После того, что с ней произошло в гостинице, Верочка Оленева была задумчива, сторонилась подруг. Оставаясь одна, взглядывала в зеркало, и рассуждала сама с собой:

— Как? Я все та же? Ничего не изменилось в моем лице? Или же каждому сразу теперь заметно, какая я стала? Подруги будут презирать меня. Или нет? А может, никто ничего не знает, мне только мерещится это? И так некстати, полиция почему-то забрала мадам Ронне. Посоветоваться не с кем. Сказали, будто мадам Ронне хранила запрещенную литературу.

Верочка пыталась узнать о судьбе своей опекунши, но в полиции ей велели вернуться в пансионат. Сказали, дескать, всё, что надо, сообщат директрисе.

Директрису тайно вызывал в полицию Роман Станиславович. Он пояснил, что воспитанница пансиона Верочка Оленева требует к себе особенно бережного отношения. У неё, как известно, погиб отец, нет матери. Недавно выяснилось, что француженка мадам Сесилия Ронне, опекавшая Верочку, отъявленная негодяйка. Эта Ронне втайне развратничала, была связана с бунтовщиками и бандитами, она, несомненно, оказала дурное влияние на девочку.

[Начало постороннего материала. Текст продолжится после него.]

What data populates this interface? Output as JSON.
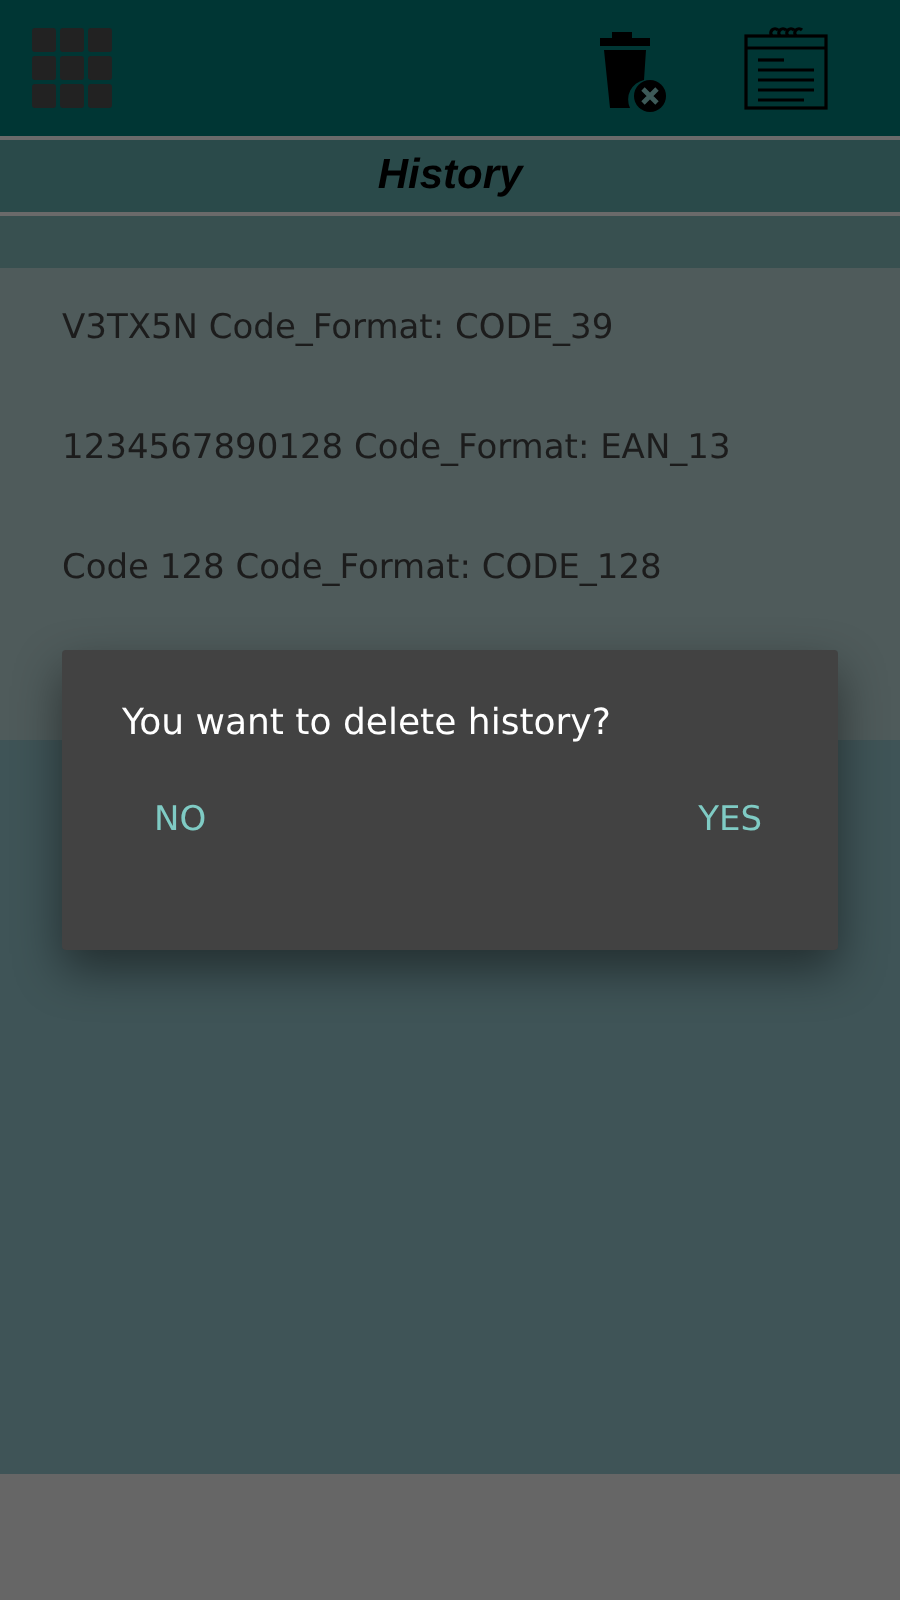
{
  "header": {
    "title": "History"
  },
  "history": [
    {
      "text": "V3TX5N Code_Format: CODE_39"
    },
    {
      "text": "1234567890128 Code_Format: EAN_13"
    },
    {
      "text": "Code 128 Code_Format: CODE_128"
    }
  ],
  "dialog": {
    "message": "You want to delete history?",
    "buttons": [
      "NO",
      "YES"
    ]
  }
}
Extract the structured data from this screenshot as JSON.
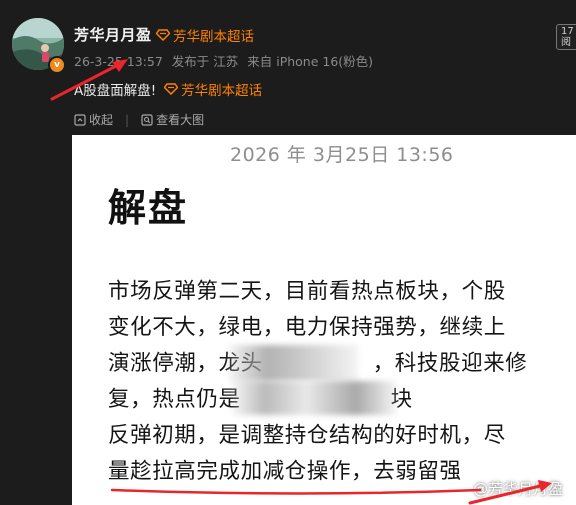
{
  "post": {
    "username": "芳华月月盈",
    "topic_tag": "芳华剧本超话",
    "meta": {
      "time": "26-3-25 13:57",
      "published_in": "发布于 江苏",
      "source": "来自 iPhone 16(粉色)"
    },
    "text": "A股盘面解盘!",
    "text_tag": "芳华剧本超话",
    "follow_box": {
      "line1": "17",
      "line2": "阅"
    }
  },
  "actions": {
    "collapse": "收起",
    "view_large": "查看大图"
  },
  "document": {
    "date": "2026 年 3月25日 13:56",
    "title": "解盘",
    "lines": [
      "市场反弹第二天，目前看热点板块，个股",
      "变化不大，绿电，电力保持强势，继续上",
      "演涨停潮，龙头",
      "复，热点仍是",
      "反弹初期，是调整持仓结构的好时机，尽",
      "量趁拉高完成加减仓操作，去弱留强"
    ],
    "line3_tail": "，科技股迎来修",
    "line4_tail": "块",
    "watermark": "@芳华月月盈"
  },
  "colors": {
    "background": "#1c1c1c",
    "accent_orange": "#ff8200",
    "annotation_red": "#e8262b"
  },
  "icons": [
    "avatar",
    "verified-badge-icon",
    "super-topic-icon",
    "collapse-icon",
    "view-large-icon",
    "weibo-logo-icon"
  ]
}
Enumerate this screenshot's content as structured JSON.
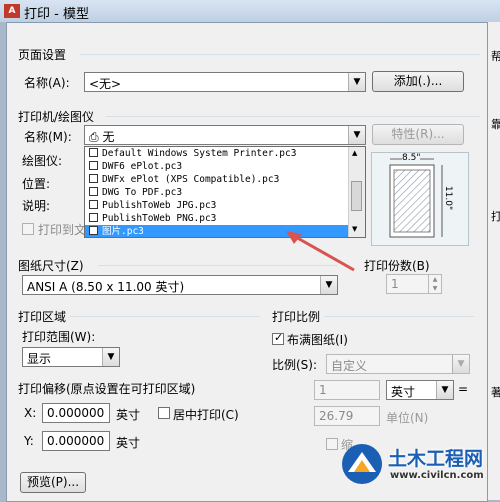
{
  "window": {
    "title": "打印 - 模型",
    "app_icon": "A"
  },
  "right_strip": [
    "帮",
    "靠",
    "打",
    "著"
  ],
  "page_setup": {
    "group": "页面设置",
    "name_label": "名称(A):",
    "name_value": "<无>",
    "add_button": "添加(.)..."
  },
  "printer": {
    "group": "打印机/绘图仪",
    "name_label": "名称(M):",
    "name_value": "无",
    "properties_button": "特性(R)...",
    "plotter_label": "绘图仪:",
    "location_label": "位置:",
    "description_label": "说明:",
    "print_to_file_label": "打印到文",
    "dropdown_items": [
      "Default Windows System Printer.pc3",
      "DWF6 ePlot.pc3",
      "DWFx ePlot (XPS Compatible).pc3",
      "DWG To PDF.pc3",
      "PublishToWeb JPG.pc3",
      "PublishToWeb PNG.pc3",
      "图片.pc3"
    ],
    "selected_index": 6,
    "preview_width": "8.5\"",
    "preview_height": "11.0\""
  },
  "paper_size": {
    "group": "图纸尺寸(Z)",
    "value": "ANSI A (8.50 x 11.00 英寸)"
  },
  "copies": {
    "label": "打印份数(B)",
    "value": "1"
  },
  "plot_area": {
    "group": "打印区域",
    "range_label": "打印范围(W):",
    "range_value": "显示"
  },
  "plot_scale": {
    "group": "打印比例",
    "fit_label": "布满图纸(I)",
    "fit_checked": true,
    "scale_label": "比例(S):",
    "scale_value": "自定义",
    "value1": "1",
    "unit": "英寸",
    "equals": "=",
    "value2": "26.79",
    "unit_label": "单位(N)",
    "lineweights_label": "缩"
  },
  "plot_offset": {
    "group": "打印偏移(原点设置在可打印区域)",
    "x_label": "X:",
    "x_value": "0.000000",
    "x_unit": "英寸",
    "center_label": "居中打印(C)",
    "y_label": "Y:",
    "y_value": "0.000000",
    "y_unit": "英寸"
  },
  "footer": {
    "preview_button": "预览(P)..."
  },
  "watermark": {
    "name": "土木工程网",
    "url": "www.civilcn.com"
  },
  "colors": {
    "highlight": "#3399ff",
    "arrow": "#d9534f",
    "watermark_blue": "#1a5fb4"
  }
}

Госпожа Фризель, сказала полицмейстеру, что, да, она заметила угнетенное состояние Верочки, которая прежде всегда была весела. И до неё дошло, что у Верочки было некое странное свидание в гостинице с каким-то художником.

— Я уж не знаю, не окажет ли Верочка теперь плохое влияние на других воспитанниц пансионата? — заключила Фризель.

— Художника мы уже арестовали! — сообщил полицмейстер, — но девочке лучше не напоминать об этом случае. Это всё дурное влияние француженки. Но теперь оно будет исключено.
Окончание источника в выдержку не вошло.